Condanne confermate. La Corte di Cassazione ha messo un punto fermo nella vicenda giudiziaria che riguarda l’ex giudice per le indagini preliminari di Bari, Giuseppe De Benedictis, e l’avvocato penalista barese Giancarlo Chiariello, imputati per corruzione in atti giudiziari in un processo svoltosi a Lecce. De Benedictis dovrà scontare una pena di sette anni di reclusione, mentre Chiariello è stato condannato a sei anni.
La vicenda
Stando all’accusa, l’ex gip, in cambio di somme di denaro fino a trentamila euro versate dall’avvocato Chiariello, avrebbe emesso quattro provvedimenti di scarcerazione a favore di clienti del penalista. Diversa la situazione per Alberto Chiariello, figlio del penalista e anch’egli avvocato. La Cassazione ha, infatti, annullato la sua condanna a tre anni e un mese di reclusione. Nello specifico, per due delle accuse a lui contestate la decisione è stata annullata senza rinvio, mentre per un caso di corruzione in atti giudiziari l’annullamento è con rinvio a un’altra sezione della Corte d’Appello di Lecce, che dovrà rideterminare la pena.

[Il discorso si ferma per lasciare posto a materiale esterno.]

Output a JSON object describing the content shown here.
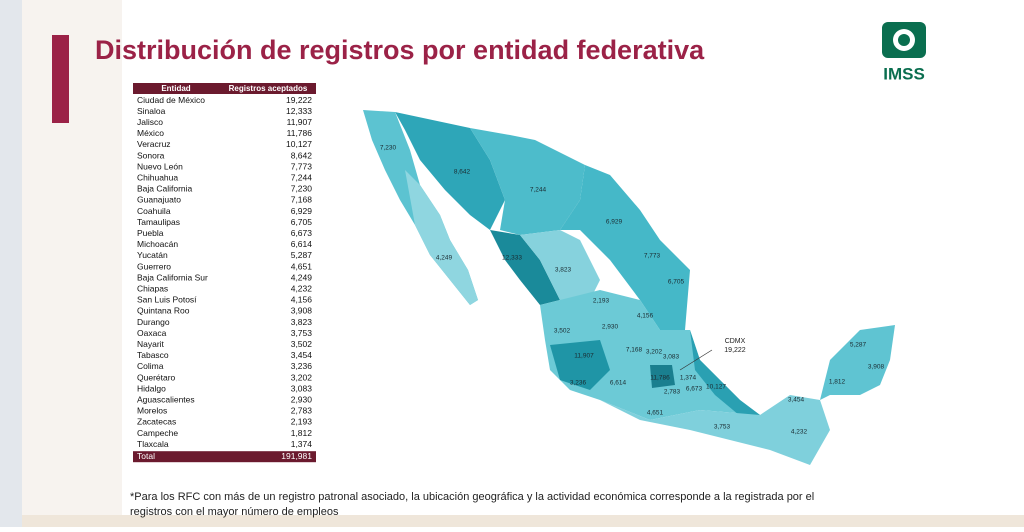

In appello era già caduta l’aggravante dell’agevolazione mafiosa, inizialmente riconosciuta in primo grado nei confronti di tutti e tre gli imputati. È la seconda condanna definitiva per l’ex gip di Bari. L’anno scorso era divenuta irrevocabile la sentenza a nove anni di reclusione per il possesso di un maxi arsenale scoperto in una villa di Andria. Un caso che aveva destato scalpore, considerando che lì furono trovate oltre duecento armi tra caricatori e munizioni.
Le altre sentenze
Si apre così un nuovo capitolo in una vicenda che alla fine dello scorso anno ha, invece, messo la parole fine all’indagine sui sette poliziotti della questura di Bari accusati di aver falsificato i verbali di distruzione di alcune armi, poi finite – secondo l’accusa – nelle mani dell’ex gip di Bari, Giuseppe De Benedictis. La gip di Lecce, Giulia Proto, ha infatti disposto l’archiviazione del procedimento a loro carico, accogliendo la richiesta avanzata dal pm Alessandro Prontera.
L’indagine era scattata in seguito alla scoperta dell’arsenale detenuto da De Benedictis. Per i sette poliziotti, la giustizia ha escluso responsabilità dirette. Difesi dagli avvocati Massimo Chiusolo, Emiliano D’Alessandro e Raffaele Pesce, i poliziotti erano stati accusati di aver firmato falsi verbali attestanti la distruzione di armi che, in realtà, sarebbero state invece consegnate all’ex gip. La procura ha però riconosciuto la loro «sostanziale buona fede». L’inchiesta, in questo caso, ha evidenziato un atteggiamento definito «superficiale» da parte degli agenti, che si sarebbero limitati a firmare la documentazione senza ulteriori approfondimenti.